Host-pathogen reorganisation during host cell entry by Chlamydia trachomatis

Abstract

Chlamydia trachomatis is obligate intracellular bacterial pathogen that remains a significant public health burden worldwide. A critical early event during infection is chlamydial entry into non-phagocytic host epithelial cells. Like other Gram-negative bacteria, C. trachomatis uses a type III secretion system (T3SS) to deliver virulence effector proteins into host cells. These effectors trigger bacterial uptake and promote bacterial survival and replication within the host cell. In this review, we highlight recent cryo-electron tomography that has provided striking insights into the initial interactions between Chlamydia and its host. We describe the polarised structure of extracellular C. trachomatis elementary bodies (EBs), and the supramolecular organisation of T3SS complexes on the EB surface, in addition to the changes in host and pathogen architecture that accompany bacterial internalisation and EB encapsulation into early intracellular vacuoles. Finally, we consider the implications for further understanding the mechanism of C. trachomatis entry and how this might relate to those of other bacteria and viruses.

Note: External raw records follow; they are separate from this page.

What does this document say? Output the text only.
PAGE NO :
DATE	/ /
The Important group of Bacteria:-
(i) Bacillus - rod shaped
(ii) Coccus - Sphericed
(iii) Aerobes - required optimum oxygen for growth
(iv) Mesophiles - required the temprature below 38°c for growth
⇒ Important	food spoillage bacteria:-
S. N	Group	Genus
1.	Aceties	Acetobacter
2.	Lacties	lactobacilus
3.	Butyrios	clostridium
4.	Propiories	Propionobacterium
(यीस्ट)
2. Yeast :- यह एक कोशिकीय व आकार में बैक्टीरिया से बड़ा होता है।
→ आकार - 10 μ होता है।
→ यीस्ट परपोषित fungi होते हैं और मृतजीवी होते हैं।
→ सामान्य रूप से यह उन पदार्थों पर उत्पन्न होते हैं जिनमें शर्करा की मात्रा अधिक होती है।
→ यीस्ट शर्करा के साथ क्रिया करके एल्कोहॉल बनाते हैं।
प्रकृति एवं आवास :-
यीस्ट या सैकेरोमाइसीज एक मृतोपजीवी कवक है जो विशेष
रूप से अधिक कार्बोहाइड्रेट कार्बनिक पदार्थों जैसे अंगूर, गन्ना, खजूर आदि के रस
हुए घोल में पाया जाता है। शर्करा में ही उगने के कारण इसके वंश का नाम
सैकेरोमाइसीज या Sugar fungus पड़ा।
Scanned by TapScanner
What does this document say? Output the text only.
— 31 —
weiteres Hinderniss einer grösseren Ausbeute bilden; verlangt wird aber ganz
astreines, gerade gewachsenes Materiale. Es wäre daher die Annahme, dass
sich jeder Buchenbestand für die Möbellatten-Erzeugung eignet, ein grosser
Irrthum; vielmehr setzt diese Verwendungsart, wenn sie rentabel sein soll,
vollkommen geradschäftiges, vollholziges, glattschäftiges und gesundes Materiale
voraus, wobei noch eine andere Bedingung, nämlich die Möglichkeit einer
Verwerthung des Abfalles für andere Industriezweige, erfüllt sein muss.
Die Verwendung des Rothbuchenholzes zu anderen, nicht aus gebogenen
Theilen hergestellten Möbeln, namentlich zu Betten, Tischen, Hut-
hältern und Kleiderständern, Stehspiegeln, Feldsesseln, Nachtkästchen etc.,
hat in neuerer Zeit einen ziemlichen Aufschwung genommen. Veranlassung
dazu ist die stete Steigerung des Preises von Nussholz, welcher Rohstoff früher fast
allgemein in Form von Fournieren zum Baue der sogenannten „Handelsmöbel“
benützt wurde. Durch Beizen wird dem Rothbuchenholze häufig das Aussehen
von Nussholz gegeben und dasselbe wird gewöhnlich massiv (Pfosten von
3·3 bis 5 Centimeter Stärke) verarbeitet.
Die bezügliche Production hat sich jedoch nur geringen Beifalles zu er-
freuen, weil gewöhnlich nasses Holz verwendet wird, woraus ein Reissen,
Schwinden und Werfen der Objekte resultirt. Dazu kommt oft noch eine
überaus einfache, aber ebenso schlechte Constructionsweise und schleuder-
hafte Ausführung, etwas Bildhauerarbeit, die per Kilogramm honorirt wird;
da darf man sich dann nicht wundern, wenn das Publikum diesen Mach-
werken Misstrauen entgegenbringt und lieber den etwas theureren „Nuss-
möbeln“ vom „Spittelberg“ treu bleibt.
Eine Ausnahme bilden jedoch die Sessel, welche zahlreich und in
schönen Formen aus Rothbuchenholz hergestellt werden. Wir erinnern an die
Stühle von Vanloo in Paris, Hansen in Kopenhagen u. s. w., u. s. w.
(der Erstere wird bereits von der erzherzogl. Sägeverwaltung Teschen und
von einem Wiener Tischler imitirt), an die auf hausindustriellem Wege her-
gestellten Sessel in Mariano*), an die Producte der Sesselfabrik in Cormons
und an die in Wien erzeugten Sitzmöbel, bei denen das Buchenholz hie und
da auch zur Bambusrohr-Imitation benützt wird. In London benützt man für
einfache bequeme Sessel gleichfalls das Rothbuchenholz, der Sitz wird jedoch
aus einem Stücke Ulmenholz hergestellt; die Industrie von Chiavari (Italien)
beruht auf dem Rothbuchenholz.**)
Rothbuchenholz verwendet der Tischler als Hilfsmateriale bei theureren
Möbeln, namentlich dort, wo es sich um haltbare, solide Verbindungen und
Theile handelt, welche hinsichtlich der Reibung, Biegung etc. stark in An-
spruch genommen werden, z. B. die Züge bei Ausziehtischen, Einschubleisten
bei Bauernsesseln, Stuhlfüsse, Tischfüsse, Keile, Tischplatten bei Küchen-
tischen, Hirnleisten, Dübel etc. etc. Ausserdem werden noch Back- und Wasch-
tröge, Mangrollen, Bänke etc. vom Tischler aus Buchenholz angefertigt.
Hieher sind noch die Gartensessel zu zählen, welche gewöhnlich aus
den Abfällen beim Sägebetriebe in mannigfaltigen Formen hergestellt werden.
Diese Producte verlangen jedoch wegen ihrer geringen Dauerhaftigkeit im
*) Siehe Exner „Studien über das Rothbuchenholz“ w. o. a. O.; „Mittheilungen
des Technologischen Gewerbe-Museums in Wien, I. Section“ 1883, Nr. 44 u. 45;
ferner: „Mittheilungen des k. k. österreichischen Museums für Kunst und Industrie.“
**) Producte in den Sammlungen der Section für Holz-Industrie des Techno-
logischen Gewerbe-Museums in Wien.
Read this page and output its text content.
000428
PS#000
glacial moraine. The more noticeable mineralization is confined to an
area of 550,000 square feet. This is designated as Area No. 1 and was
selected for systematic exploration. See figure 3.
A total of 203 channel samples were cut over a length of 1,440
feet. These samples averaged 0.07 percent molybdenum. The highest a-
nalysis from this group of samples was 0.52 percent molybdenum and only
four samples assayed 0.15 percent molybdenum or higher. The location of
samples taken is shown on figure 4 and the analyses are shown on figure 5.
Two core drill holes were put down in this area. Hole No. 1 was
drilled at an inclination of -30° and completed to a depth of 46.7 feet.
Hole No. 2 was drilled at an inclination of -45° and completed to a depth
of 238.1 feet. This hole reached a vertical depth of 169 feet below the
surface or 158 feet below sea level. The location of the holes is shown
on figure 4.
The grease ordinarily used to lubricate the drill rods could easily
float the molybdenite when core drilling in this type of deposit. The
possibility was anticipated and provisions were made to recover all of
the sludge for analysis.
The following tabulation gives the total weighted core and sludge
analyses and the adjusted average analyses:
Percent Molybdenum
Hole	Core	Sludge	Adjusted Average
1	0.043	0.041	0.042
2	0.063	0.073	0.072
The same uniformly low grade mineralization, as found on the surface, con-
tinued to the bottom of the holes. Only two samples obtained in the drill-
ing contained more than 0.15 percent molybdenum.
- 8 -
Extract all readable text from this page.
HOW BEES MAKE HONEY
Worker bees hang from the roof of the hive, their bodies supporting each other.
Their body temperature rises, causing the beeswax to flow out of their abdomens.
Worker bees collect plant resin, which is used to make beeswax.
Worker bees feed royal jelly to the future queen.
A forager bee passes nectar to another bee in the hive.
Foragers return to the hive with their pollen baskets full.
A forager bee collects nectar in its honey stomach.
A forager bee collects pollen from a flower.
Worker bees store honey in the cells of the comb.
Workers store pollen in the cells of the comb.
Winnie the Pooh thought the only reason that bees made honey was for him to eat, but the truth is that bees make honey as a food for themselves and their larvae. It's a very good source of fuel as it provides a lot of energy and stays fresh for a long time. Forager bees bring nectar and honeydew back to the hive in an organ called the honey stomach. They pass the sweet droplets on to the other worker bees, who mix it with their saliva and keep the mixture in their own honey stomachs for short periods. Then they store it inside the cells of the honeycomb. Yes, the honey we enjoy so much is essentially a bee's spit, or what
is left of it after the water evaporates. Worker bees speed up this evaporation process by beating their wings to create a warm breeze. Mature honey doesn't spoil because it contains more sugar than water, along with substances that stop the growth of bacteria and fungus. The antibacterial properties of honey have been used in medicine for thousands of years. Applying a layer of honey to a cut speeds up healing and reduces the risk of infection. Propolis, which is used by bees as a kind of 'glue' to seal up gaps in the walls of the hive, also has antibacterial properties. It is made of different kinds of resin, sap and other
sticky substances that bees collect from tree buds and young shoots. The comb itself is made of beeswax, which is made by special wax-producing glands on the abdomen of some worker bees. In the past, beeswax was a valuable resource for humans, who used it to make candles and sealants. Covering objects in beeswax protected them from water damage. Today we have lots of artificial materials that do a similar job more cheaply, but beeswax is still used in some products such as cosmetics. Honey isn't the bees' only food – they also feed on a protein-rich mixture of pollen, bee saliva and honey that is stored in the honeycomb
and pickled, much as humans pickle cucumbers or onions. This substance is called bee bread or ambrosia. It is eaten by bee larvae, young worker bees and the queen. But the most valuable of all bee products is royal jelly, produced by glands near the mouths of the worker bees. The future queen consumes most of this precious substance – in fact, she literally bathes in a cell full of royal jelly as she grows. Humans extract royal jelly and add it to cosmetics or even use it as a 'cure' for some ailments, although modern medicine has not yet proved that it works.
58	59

Keywords: Chlamydia; Cryo-electron tomography; Cytoskeleton; Entry; Type III secretion.

Fig. 1

Polarised structure of the Chlamydia trachomatis elementary body in contact with the host cell. Three-dimensional surface representation of a Chlamydia trachomatis elementary body in contact with the host cell, generated from segmentation of a cryo-electron tomogram. Cellular plasma membrane (orange), bacterial outer membrane (green), inner membrane (cyan), inner membrane invagination (blue), T3SS (red), ribosomes (purple) and DNA nucleoid (yellow) are shown.

Fig. 2

Diverse interactions between EBs and host cells. Confocal micrographs of cultured RPE1 cells expressing LifeAct to visualise actin filaments (red) 30 min after infection with C. trachomatis LGV2 labelled with AlexaFluor 488 (green). Left panel shows membrane ruffles, right panel shows filopodial capture. Scale bars, 1 μm.

Fig. 3

Comparison of chlamydial entry pathways and the archetypal ‘trigger’ and ‘zipper’ mechanisms of bacterial entry. Schematic summarising the mechanisms of cell entry by Salmonella typhimurium, Listeria monocytogenes, Chlamydia pneumoniae and Chlamydia trachomatis. Salmonella (blue) is the archetypal example of the ‘trigger’ mechanism. Salmonellae deliver T3SS effectors, Salmonella invasion proteins (Sips) and Salmonella outer proteins (Sops) (orange), which cooperate to induce actin reorganisation by directly binding and manipulating actin or via reversible stimulation of Rho-family GTPases Cdc42 and Rac1 (red). Listeria monocytogenes (red) is the archetypal example of the ‘zipper’ mechanism. Listeria uses surface internalins (InlA, InlB; brown) to bind cognate receptors (E-cadherin, Met; dark blue) to stimulate actin reorganisation via signalling through adaptor proteins (catenins, green; Grb2, Cbl, violet) and Rho-family GTPases (red). Chlamydia pneumoniae elementary bodies (green) utilise the species-specific Pmp21 surface protein to engage and stimulate signalling via epidermal growth factor receptor (EGFR, yellow) to promote bacterial entry. Chlamydia trachomatis elementary bodies (green) engage multiple receptors and deliver T3SS effectors including Tarp and CT166 (orange) to reversibly stimulate the Rho-family GTPase Rac1 (red) and trigger bacterial internalisation. CT694 engages host AHNAK to promote cytoskeletal reorganisation.